Friday, July 18, 2014

Patok Perbatasan RI-Malaysia yang Dirusak PT BSI Sudah Diperbaiki


Nunukan (MI) : Tim khusus dari Pemerintah Provinsi Kalimantan Utara yang menangani masalah perbatasan RI dan negeri jiran Malaysia telah memperbaiki patok perbatasan yang rusak dan hilang akibat ulah perusahaan perkebunan sawit yang melakukan pembukaan lahan perkebunan. 

Rusaknya patok perbatasan tersebut atas laporan prajurit TNI penjaga perbatasan, yang kemudian ditindaklanjuti Badan Pengelolaan Perbatasan Daerah (BPPD) Kabupaten Nunukan, Kalimantan Utara.

Silvia Monik, Kepala Bidang Batas dan Kerja Sama BPPD Kabupaten Nunukan, Kamis menegaskan bahwa patok perbatasan Indonesia-Malaysia di Desa Sekaduyan Taka Kecamatan Seimenggaris yang dilaporkan TNI mengalami kerusakan telah diperbaiki.

"Sewaktu melakukan investigasi terhadap patok yang dilaporkan hilang, sudah diperbaiki posisinya," ujar Sylvia kepada wartawan, termasuk Antara.

Ia mengungkapkan, tim investigasi yang terdiri dari Badan Pertanahan Nasional, BPPD dan kepolisian di lokasi menemukan sebanyak 12 patok perbatasan yang rusak atau bergeser dari posisinya semula akibat ulah pembukaan lahan perusahaan perkebunan kelapa sawit PT Bumi Seimenggaris Indah (BSI).

Silvia Monik menyatakan, patok yang rusak tersebut yakni nomor 513-600 juga dan terdapat sejumlah patok perbatasan kedua negara yang hilang juga.

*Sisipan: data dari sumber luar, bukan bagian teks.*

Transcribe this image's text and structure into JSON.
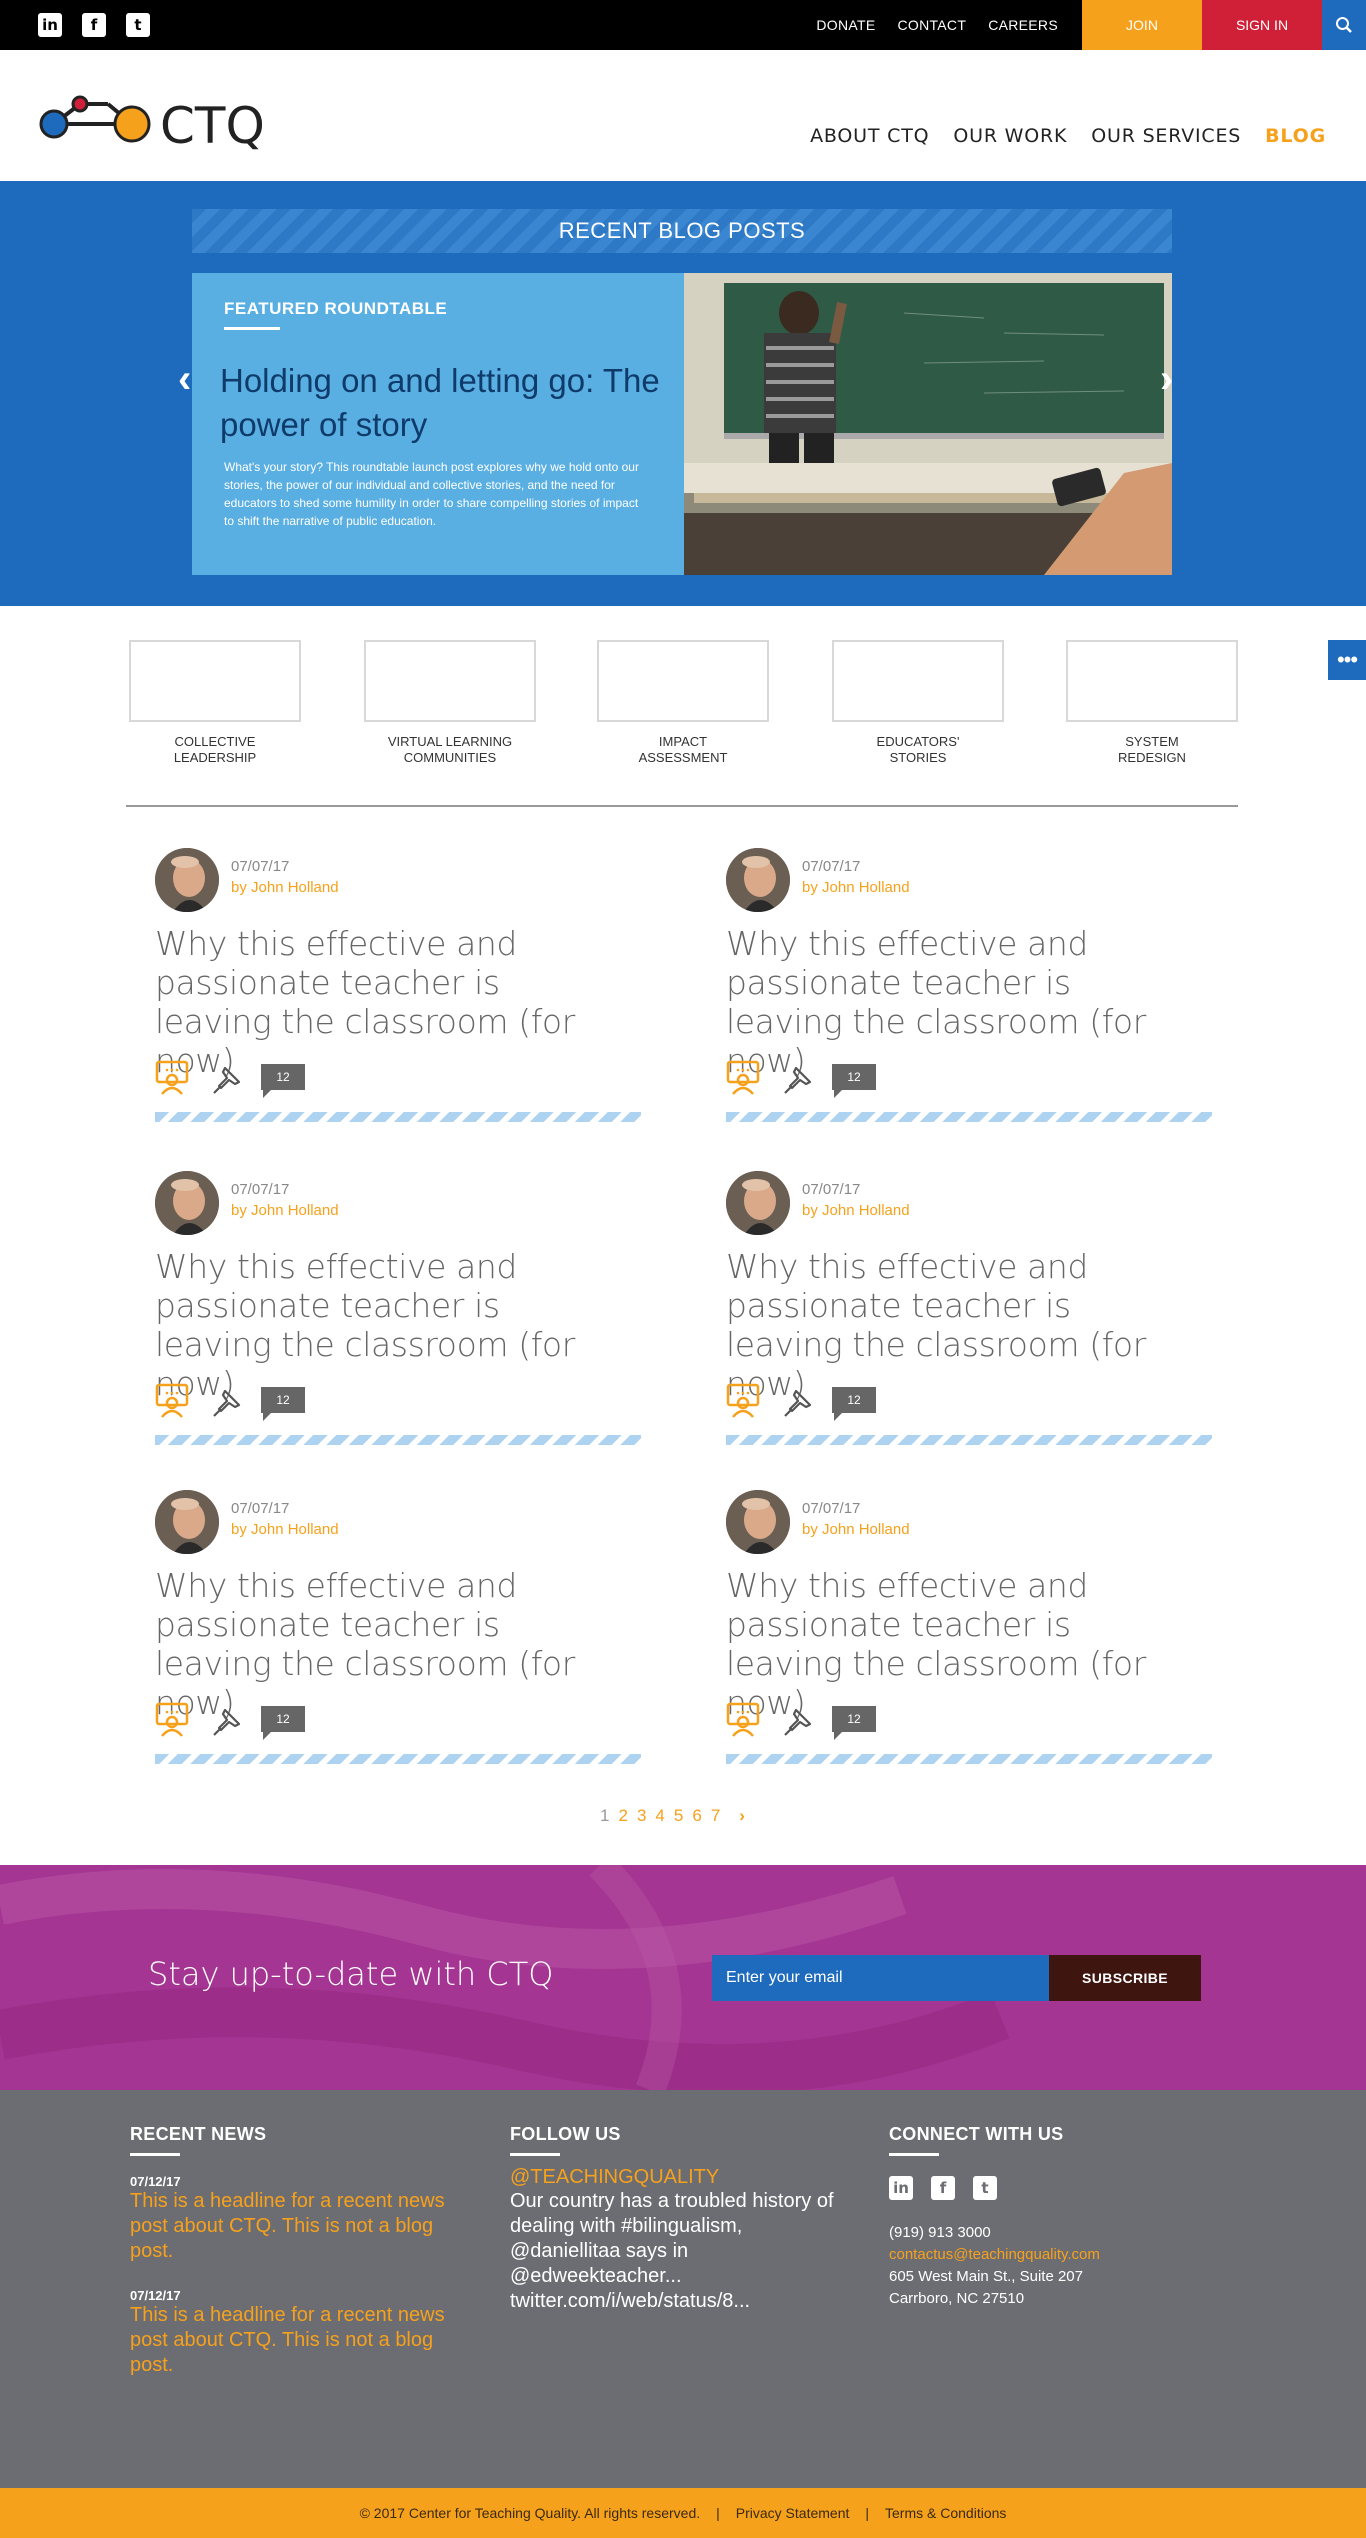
{
  "topbar": {
    "social": [
      "in",
      "f",
      "t"
    ],
    "links": [
      "DONATE",
      "CONTACT",
      "CAREERS"
    ],
    "join_label": "JOIN",
    "signin_label": "SIGN IN"
  },
  "header": {
    "logo_text": "CTQ",
    "nav": [
      "ABOUT CTQ",
      "OUR WORK",
      "OUR SERVICES",
      "BLOG"
    ],
    "active": "BLOG"
  },
  "hero": {
    "section_title": "RECENT BLOG POSTS",
    "label": "FEATURED ROUNDTABLE",
    "headline": "Holding on and letting go: The power of story",
    "excerpt": "What's your story? This roundtable launch post explores why we hold onto our stories, the power of our individual and collective stories, and the need for educators to shed some humility in order to share compelling stories of impact to shift the narrative of public education."
  },
  "categories": [
    {
      "line1": "COLLECTIVE",
      "line2": "LEADERSHIP"
    },
    {
      "line1": "VIRTUAL LEARNING",
      "line2": "COMMUNITIES"
    },
    {
      "line1": "IMPACT",
      "line2": "ASSESSMENT"
    },
    {
      "line1": "EDUCATORS'",
      "line2": "STORIES"
    },
    {
      "line1": "SYSTEM",
      "line2": "REDESIGN"
    }
  ],
  "posts": [
    {
      "date": "07/07/17",
      "author": "by John Holland",
      "title": "Why this effective and passionate teacher is leaving the classroom (for now)",
      "comments": "12"
    },
    {
      "date": "07/07/17",
      "author": "by John Holland",
      "title": "Why this effective and passionate teacher is leaving the classroom (for now)",
      "comments": "12"
    },
    {
      "date": "07/07/17",
      "author": "by John Holland",
      "title": "Why this effective and passionate teacher is leaving the classroom (for now)",
      "comments": "12"
    },
    {
      "date": "07/07/17",
      "author": "by John Holland",
      "title": "Why this effective and passionate teacher is leaving the classroom (for now)",
      "comments": "12"
    },
    {
      "date": "07/07/17",
      "author": "by John Holland",
      "title": "Why this effective and passionate teacher is leaving the classroom (for now)",
      "comments": "12"
    },
    {
      "date": "07/07/17",
      "author": "by John Holland",
      "title": "Why this effective and passionate teacher is leaving the classroom (for now)",
      "comments": "12"
    }
  ],
  "pagination": {
    "pages": [
      "1",
      "2",
      "3",
      "4",
      "5",
      "6",
      "7"
    ],
    "current": "1",
    "next": "›"
  },
  "newsletter": {
    "text": "Stay up-to-date with CTQ",
    "placeholder": "Enter your email",
    "button": "SUBSCRIBE"
  },
  "footer": {
    "recent_news": {
      "heading": "RECENT NEWS",
      "items": [
        {
          "date": "07/12/17",
          "text": "This is a headline for a recent news post about CTQ. This is not a blog post."
        },
        {
          "date": "07/12/17",
          "text": "This is a headline for a recent news post about CTQ. This is not a blog post."
        }
      ]
    },
    "follow": {
      "heading": "FOLLOW US",
      "handle": "@TEACHINGQUALITY",
      "tweet": "Our country has a troubled history of dealing with #bilingualism, @daniellitaa says in @edweekteacher... twitter.com/i/web/status/8..."
    },
    "connect": {
      "heading": "CONNECT WITH US",
      "social": [
        "in",
        "f",
        "t"
      ],
      "phone": "(919) 913 3000",
      "email": "contactus@teachingquality.com",
      "address1": "605 West Main St., Suite 207",
      "address2": "Carrboro, NC 27510"
    }
  },
  "bottom": {
    "copyright": "© 2017 Center for Teaching Quality. All rights reserved.",
    "sep": "|",
    "privacy": "Privacy Statement",
    "terms": "Terms & Conditions"
  },
  "colors": {
    "orange": "#f6a11c",
    "blue": "#1e6bbd",
    "red": "#cf2037",
    "purple": "#a53592",
    "footer_gray": "#6c6d72"
  }
}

Keberadaan BPPD Kabupaten Nunukan dalam tim investigasi tersebut, kata dia, hanya bertindak mendampingi aparat dari kepolisian dan TNI ke lokasi patok-patok perbatasan yang dilaporkan rusak dan hilang itu.

Ia juga mengemukakan bahwa hasil investigasi yang telah dilakukannya bersama BPN, aparat kepolisian dan TNI telah diserahkan kepada Polres Nunukan untuk ditindaklanjuti sekaitan dengan pelanggaran yang dilakukan PT BSI yang merusak dan menghilangkan patok-patok perbatasan.